Maria Joaquina Bargas Perez, a eterna professora

Exemplo de vida.

Maria Joaquina Vargas Perez, a eterna professora

Minha avó foi a pessoa mais incrível que conheci. Além e acima de seu tempo.

Sua vida foi orientada por regras que ditava para si mesma. Regras morais, às quais seguia fielmente. Também regras de independência e liberdade, que não excluíram meu avô de sua vida.

Jamais a vimos mentir ou maldizer. Casada com o primo, Juan Antonio, ela e meu avô vieram da colônia, no interior (São João da Boa Vista), para São Paulo.

De início, fez um curso de arte culinária e outro para ensiná-la. A menina que casara sem saber fritar sequer um ovo percebeu cedo que não seria esta a sua praia.

Aprendeu então corte e costura e fez outro curso, destinada a lecionar a arte de costurar . Montou uma escola, que batizou com o nome do filho caçula (Darwin) e lecionou toda a vida, em três turnos, reservando-se as sextas-feiras para emendá-las aos sábados e domingos. Houveram festas de formatura magistrais. Foi essa decisão que lhe garantiu sua independência financeira.

Em decorrência dessa independência, conseguiu autonomia, para dirigir sua própria vida, conhecer muitas pessoas e ser conhecida. É fato que batizaram mais de cem crianças, mesmo irmãos.

Com o passar do tempo, aprendeu a ler, falar e escrever em várias línguas.

Ajudou muita gente, com o afluxo de imigrantes de várias nacionalidades, tornando-se pessoa de destaque no bairro. Tenho fotos de aniversário onde sou a única criança, onde políticos promoviam-se, amparados no bem-fazer dos cidadãos comuns. Até o Jânio está entre elas.

Aliás, ela era ademarista, meu avô, janista. E os dois promoviam seus políticos.

Entretanto, a lição mais importante foi a de que a liberdade é uma conquista diária, impossível sem a independência financeira; de que é preciso ser humilde, para que sejamos respeitados, e de que nada disso pode nos servir se não mantivermos uma postura digna.
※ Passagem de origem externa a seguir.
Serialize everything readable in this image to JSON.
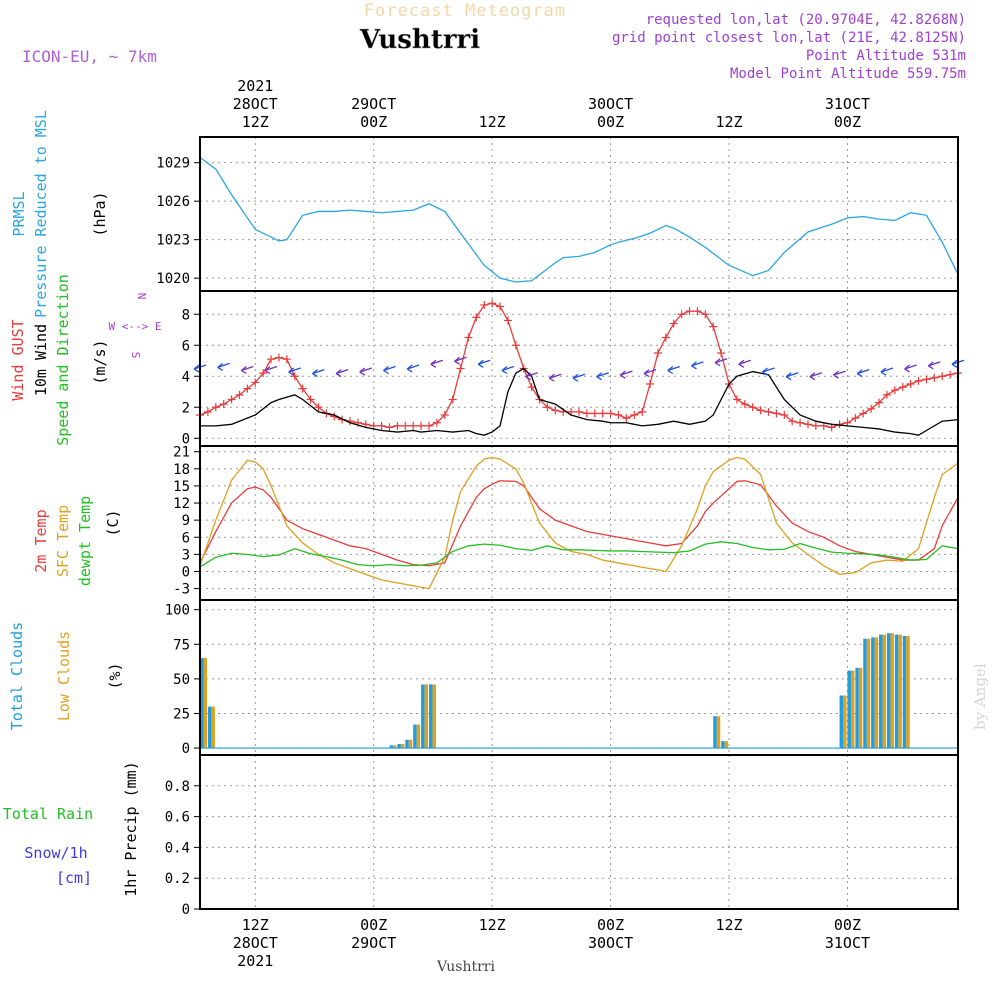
{
  "header": {
    "title": "Forecast Meteogram",
    "location": "Vushtrri",
    "model": "ICON-EU, ~ 7km",
    "requested": "requested lon,lat (20.9704E, 42.8268N)",
    "grid_point": "grid point closest lon,lat (21E, 42.8125N)",
    "point_altitude": "Point Altitude 531m",
    "model_altitude": "Model Point Altitude 559.75m"
  },
  "footer": {
    "location": "Vushtrri",
    "watermark": "by Angel"
  },
  "time_axis": {
    "start_hour": 0,
    "end_hour": 96,
    "top_labels": [
      {
        "hour": 7,
        "lines": [
          "2021",
          "28OCT",
          "12Z"
        ]
      },
      {
        "hour": 22,
        "lines": [
          "29OCT",
          "00Z"
        ]
      },
      {
        "hour": 37,
        "lines": [
          "12Z"
        ]
      },
      {
        "hour": 52,
        "lines": [
          "30OCT",
          "00Z"
        ]
      },
      {
        "hour": 67,
        "lines": [
          "12Z"
        ]
      },
      {
        "hour": 82,
        "lines": [
          "31OCT",
          "00Z"
        ]
      }
    ],
    "bottom_labels": [
      {
        "hour": 7,
        "lines": [
          "12Z",
          "28OCT",
          "2021"
        ]
      },
      {
        "hour": 22,
        "lines": [
          "00Z",
          "29OCT"
        ]
      },
      {
        "hour": 37,
        "lines": [
          "12Z"
        ]
      },
      {
        "hour": 52,
        "lines": [
          "00Z",
          "30OCT"
        ]
      },
      {
        "hour": 67,
        "lines": [
          "12Z"
        ]
      },
      {
        "hour": 82,
        "lines": [
          "00Z",
          "31OCT"
        ]
      }
    ]
  },
  "colors": {
    "pressure": "#2aa6e0",
    "gust": "#e83c3c",
    "wind": "#000000",
    "temp2m": "#e83c3c",
    "sfc": "#e0a020",
    "dewpt": "#22c022",
    "total_clouds": "#1e9ee0",
    "low_clouds": "#e0a020",
    "rain": "#22c022",
    "snow": "#3c3ce0",
    "annot": "#a040d0"
  },
  "chart_data": [
    {
      "type": "line",
      "id": "pressure",
      "ylabel_lines": [
        "PRMSL",
        "Pressure Reduced to MSL"
      ],
      "unit": "(hPa)",
      "ylim": [
        1019,
        1031
      ],
      "yticks": [
        1020,
        1023,
        1026,
        1029
      ],
      "series": [
        {
          "name": "PRMSL",
          "color_key": "pressure",
          "x": [
            0,
            2,
            4,
            7,
            10,
            11,
            13,
            15,
            17,
            19,
            21,
            23,
            25,
            27,
            29,
            31,
            33,
            36,
            38,
            40,
            42,
            45,
            46,
            48,
            50,
            52,
            53,
            55,
            57,
            59,
            60,
            62,
            64,
            67,
            70,
            72,
            74,
            77,
            80,
            82,
            84,
            86,
            88,
            90,
            92,
            94,
            96
          ],
          "values": [
            1029.4,
            1028.5,
            1026.5,
            1023.8,
            1022.9,
            1023.0,
            1024.9,
            1025.2,
            1025.2,
            1025.3,
            1025.2,
            1025.1,
            1025.2,
            1025.3,
            1025.8,
            1025.2,
            1023.5,
            1021.0,
            1020.0,
            1019.7,
            1019.8,
            1021.2,
            1021.6,
            1021.7,
            1022.0,
            1022.6,
            1022.8,
            1023.1,
            1023.5,
            1024.1,
            1023.9,
            1023.2,
            1022.4,
            1021.0,
            1020.2,
            1020.6,
            1022.0,
            1023.6,
            1024.2,
            1024.7,
            1024.8,
            1024.6,
            1024.5,
            1025.1,
            1024.9,
            1022.8,
            1020.3
          ]
        }
      ]
    },
    {
      "type": "line",
      "id": "wind",
      "ylabel_lines": [
        "Wind GUST",
        "10m Wind",
        "Speed and Direction"
      ],
      "unit": "(m/s)",
      "compass": "N, W <--> E, S",
      "ylim": [
        -0.5,
        9.5
      ],
      "yticks": [
        0,
        2,
        4,
        6,
        8
      ],
      "series": [
        {
          "name": "Wind GUST",
          "color_key": "gust",
          "marker": "+",
          "x": [
            0,
            1,
            2,
            3,
            4,
            5,
            6,
            7,
            8,
            9,
            10,
            11,
            12,
            13,
            14,
            15,
            16,
            17,
            18,
            19,
            20,
            21,
            22,
            23,
            24,
            25,
            26,
            27,
            28,
            29,
            30,
            31,
            32,
            33,
            34,
            35,
            36,
            37,
            38,
            39,
            40,
            41,
            42,
            43,
            44,
            45,
            46,
            47,
            48,
            49,
            50,
            51,
            52,
            53,
            54,
            55,
            56,
            57,
            58,
            59,
            60,
            61,
            62,
            63,
            64,
            65,
            66,
            67,
            68,
            69,
            70,
            71,
            72,
            73,
            74,
            75,
            76,
            77,
            78,
            79,
            80,
            81,
            82,
            83,
            84,
            85,
            86,
            87,
            88,
            89,
            90,
            91,
            92,
            93,
            94,
            95,
            96
          ],
          "values": [
            1.5,
            1.7,
            2.0,
            2.2,
            2.5,
            2.8,
            3.2,
            3.6,
            4.2,
            5.1,
            5.2,
            5.1,
            4.0,
            3.2,
            2.5,
            2.0,
            1.6,
            1.4,
            1.2,
            1.1,
            1.0,
            0.9,
            0.8,
            0.8,
            0.7,
            0.8,
            0.8,
            0.8,
            0.8,
            0.8,
            1.0,
            1.5,
            2.5,
            4.5,
            6.5,
            7.8,
            8.6,
            8.7,
            8.5,
            7.6,
            6.0,
            4.5,
            3.3,
            2.5,
            2.0,
            1.8,
            1.7,
            1.7,
            1.7,
            1.6,
            1.6,
            1.6,
            1.6,
            1.5,
            1.3,
            1.5,
            1.7,
            3.5,
            5.5,
            6.5,
            7.4,
            8.0,
            8.2,
            8.2,
            8.0,
            7.2,
            5.5,
            3.5,
            2.5,
            2.2,
            2.0,
            1.8,
            1.7,
            1.6,
            1.5,
            1.1,
            1.0,
            0.9,
            0.8,
            0.8,
            0.7,
            0.9,
            1.0,
            1.3,
            1.6,
            1.9,
            2.3,
            2.8,
            3.1,
            3.3,
            3.5,
            3.7,
            3.8,
            3.9,
            4.0,
            4.1,
            4.2
          ]
        },
        {
          "name": "10m Wind",
          "color_key": "wind",
          "x": [
            0,
            2,
            4,
            7,
            9,
            10,
            12,
            13,
            15,
            17,
            19,
            21,
            23,
            25,
            27,
            28,
            30,
            32,
            34,
            35,
            36,
            37,
            38,
            39,
            40,
            41,
            42,
            43,
            45,
            47,
            49,
            51,
            52,
            54,
            55,
            56,
            58,
            60,
            62,
            64,
            65,
            66,
            67,
            68,
            70,
            72,
            74,
            76,
            78,
            80,
            82,
            84,
            86,
            88,
            90,
            91,
            92,
            94,
            96
          ],
          "values": [
            0.8,
            0.8,
            0.9,
            1.5,
            2.3,
            2.5,
            2.8,
            2.5,
            1.7,
            1.5,
            1.0,
            0.7,
            0.5,
            0.4,
            0.5,
            0.4,
            0.5,
            0.4,
            0.5,
            0.3,
            0.2,
            0.4,
            0.8,
            3.0,
            4.2,
            4.5,
            4.0,
            2.5,
            2.2,
            1.5,
            1.2,
            1.1,
            1.0,
            1.0,
            0.9,
            0.8,
            0.9,
            1.1,
            0.9,
            1.1,
            1.5,
            2.5,
            3.5,
            4.0,
            4.3,
            4.1,
            2.5,
            1.5,
            1.1,
            0.9,
            0.8,
            0.7,
            0.6,
            0.4,
            0.3,
            0.2,
            0.5,
            1.1,
            1.2
          ]
        },
        {
          "name": "Speed and Direction",
          "color_key": "dewpt",
          "x": [
            0,
            3,
            6,
            9,
            12,
            15,
            18,
            21,
            24,
            27,
            30,
            33,
            36,
            39,
            42,
            45,
            48,
            51,
            54,
            57,
            60,
            63,
            66,
            69,
            72,
            75,
            78,
            81,
            84,
            87,
            90,
            93,
            96
          ],
          "values": [
            4.6,
            4.7,
            4.5,
            4.5,
            4.4,
            4.3,
            4.3,
            4.4,
            4.5,
            4.6,
            4.9,
            5.1,
            4.9,
            4.5,
            4.1,
            4.0,
            4.0,
            4.1,
            4.2,
            4.3,
            4.5,
            4.8,
            5.0,
            4.9,
            4.4,
            4.1,
            4.1,
            4.2,
            4.3,
            4.4,
            4.6,
            4.8,
            4.9
          ]
        }
      ]
    },
    {
      "type": "line",
      "id": "temperature",
      "ylabel_lines": [
        "2m Temp",
        "SFC Temp",
        "dewpt Temp"
      ],
      "unit": "(C)",
      "ylim": [
        -5,
        22
      ],
      "yticks": [
        -3,
        0,
        3,
        6,
        9,
        12,
        15,
        18,
        21
      ],
      "series": [
        {
          "name": "2m Temp",
          "color_key": "temp2m",
          "x": [
            0,
            2,
            4,
            6,
            7,
            8,
            9,
            11,
            13,
            15,
            17,
            19,
            21,
            23,
            25,
            27,
            29,
            31,
            33,
            35,
            36,
            37,
            38,
            40,
            41,
            43,
            45,
            47,
            49,
            51,
            53,
            55,
            57,
            59,
            61,
            63,
            64,
            65,
            67,
            68,
            69,
            71,
            73,
            75,
            77,
            79,
            81,
            83,
            85,
            87,
            89,
            91,
            93,
            94,
            96
          ],
          "values": [
            1.5,
            7.0,
            12.0,
            14.5,
            14.8,
            14.3,
            13.0,
            9.0,
            7.5,
            6.5,
            5.5,
            4.5,
            4.0,
            3.0,
            2.0,
            1.2,
            1.0,
            1.5,
            8.0,
            13.0,
            14.5,
            15.3,
            15.9,
            15.8,
            15.0,
            11.0,
            9.0,
            8.0,
            7.0,
            6.5,
            6.0,
            5.5,
            5.0,
            4.5,
            4.9,
            8.0,
            10.5,
            12.0,
            14.5,
            15.8,
            15.9,
            15.2,
            11.5,
            8.5,
            7.0,
            6.0,
            4.5,
            3.5,
            3.0,
            2.5,
            2.0,
            2.0,
            4.0,
            8.0,
            13.0
          ]
        },
        {
          "name": "SFC Temp",
          "color_key": "sfc",
          "x": [
            0,
            2,
            4,
            6,
            7,
            8,
            9,
            11,
            13,
            15,
            17,
            19,
            21,
            23,
            25,
            27,
            29,
            31,
            32,
            33,
            35,
            36,
            37,
            38,
            40,
            41,
            43,
            45,
            47,
            49,
            51,
            53,
            55,
            57,
            58,
            59,
            61,
            63,
            64,
            65,
            67,
            68,
            69,
            71,
            73,
            75,
            77,
            79,
            81,
            83,
            85,
            87,
            89,
            91,
            93,
            94,
            96
          ],
          "values": [
            1.0,
            9.0,
            16.0,
            19.5,
            19.2,
            18.0,
            15.0,
            8.0,
            5.0,
            3.0,
            1.5,
            0.5,
            -0.5,
            -1.5,
            -2.0,
            -2.5,
            -3.0,
            2.5,
            9.0,
            14.0,
            18.5,
            19.7,
            20.0,
            19.7,
            18.0,
            15.5,
            8.5,
            5.0,
            3.5,
            3.0,
            2.0,
            1.5,
            1.0,
            0.5,
            0.3,
            0.0,
            4.5,
            11.0,
            15.0,
            17.5,
            19.5,
            20.0,
            19.7,
            17.0,
            8.5,
            5.0,
            3.0,
            1.0,
            -0.5,
            -0.2,
            1.5,
            2.0,
            1.8,
            4.0,
            13.0,
            17.0,
            19.0
          ]
        },
        {
          "name": "dewpt Temp",
          "color_key": "dewpt",
          "x": [
            0,
            2,
            4,
            6,
            8,
            10,
            12,
            14,
            16,
            18,
            20,
            22,
            24,
            26,
            28,
            30,
            32,
            34,
            36,
            38,
            40,
            42,
            44,
            46,
            48,
            50,
            52,
            54,
            56,
            58,
            60,
            62,
            64,
            66,
            68,
            70,
            72,
            74,
            76,
            78,
            80,
            82,
            84,
            86,
            88,
            90,
            92,
            94,
            96
          ],
          "values": [
            0.8,
            2.5,
            3.2,
            3.0,
            2.6,
            2.9,
            4.0,
            3.1,
            2.6,
            2.0,
            1.2,
            1.0,
            1.2,
            1.0,
            1.1,
            1.5,
            3.5,
            4.5,
            4.8,
            4.6,
            4.0,
            3.7,
            4.5,
            3.8,
            3.8,
            3.7,
            3.6,
            3.6,
            3.5,
            3.4,
            3.3,
            3.6,
            4.8,
            5.2,
            4.9,
            4.2,
            3.8,
            3.9,
            4.9,
            4.1,
            3.4,
            3.2,
            3.1,
            2.9,
            2.5,
            2.0,
            2.1,
            4.5,
            4.0
          ]
        }
      ]
    },
    {
      "type": "bar",
      "id": "clouds",
      "ylabel_lines": [
        "Total Clouds",
        "Low Clouds"
      ],
      "unit": "(%)",
      "ylim": [
        -5,
        107
      ],
      "yticks": [
        0,
        25,
        50,
        75,
        100
      ],
      "series": [
        {
          "name": "Total Clouds",
          "color_key": "total_clouds",
          "x": [
            0,
            1,
            24,
            25,
            26,
            27,
            28,
            29,
            65,
            66,
            81,
            82,
            83,
            84,
            85,
            86,
            87,
            88,
            89
          ],
          "values": [
            65,
            30,
            2,
            3,
            6,
            17,
            46,
            46,
            23,
            5,
            38,
            56,
            58,
            79,
            80,
            82,
            83,
            82,
            81
          ]
        },
        {
          "name": "Low Clouds",
          "color_key": "low_clouds",
          "x": [
            0,
            1,
            24,
            25,
            26,
            27,
            28,
            29,
            65,
            66,
            81,
            82,
            83,
            84,
            85,
            86,
            87,
            88,
            89
          ],
          "values": [
            65,
            30,
            2,
            3,
            6,
            17,
            46,
            46,
            23,
            5,
            38,
            56,
            58,
            79,
            80,
            82,
            83,
            82,
            81
          ]
        }
      ]
    },
    {
      "type": "line",
      "id": "precip",
      "ylabel_lines": [
        "Total Rain",
        "Snow/1h",
        "[cm]"
      ],
      "unit": "1hr Precip (mm)",
      "ylim": [
        0,
        1.0
      ],
      "yticks": [
        0,
        0.2,
        0.4,
        0.6,
        0.8
      ],
      "series": [
        {
          "name": "Total Rain",
          "color_key": "rain",
          "x": [
            0,
            96
          ],
          "values": [
            0,
            0
          ]
        },
        {
          "name": "Snow/1h",
          "color_key": "snow",
          "x": [
            0,
            96
          ],
          "values": [
            0,
            0
          ]
        }
      ]
    }
  ]
}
Nunca a soube religiosa. Não frequentava igrejas, respeitava, entretanto, a todas e a seus seguidores. Existia, no seu íntimo, uma religiosidade intrínseca. Pelas manhãs, ao acordar, abria a porta dos fundos e, olhando o nascente, recitava uma oração - a única que já a vi rezar:

"Librame, Dios

De mis malos pensamientos

De mi para con losotros

Y de losotros para conmigo.

Librame, Dios

De mis malas palabras

De mi para con losotros

Y de losotros para conmigo.

Y librame, Dios

De mis malas acciones

De mi para con losotros

Y de losotros para conmigo.

En nombre del padre,

Del hijo

Y del espirito santo

Amén."

Persignava-se, primeiramente na testa, após, na boca, e depois, no coração. Finalmente, fazia o tradicional sinal da cruz.

Absolutamente, não foi a oração que a tornou a pessoa independente, batalhadora, grandiosa. Mas sua determinação.Talvez a oração diária, pronunciada com graça e fé, desse-lhe apenas o norte, uma vez que tinha uma personalidade única e vontade inquebrantável.

Uma postura digna diante da vida, para que sejamos respeitados também por nós mesmos.

Vovó Quina e vovô Perez: sou muitíssimo grata a vocês e dignificada por ser sua neta.

Maria da Glória Perez Delgado Sanches

Membro Correspondente da ACLAC – Academia Cabista de Letras, Artes e Ciências de Arraial do Cabo, RJ.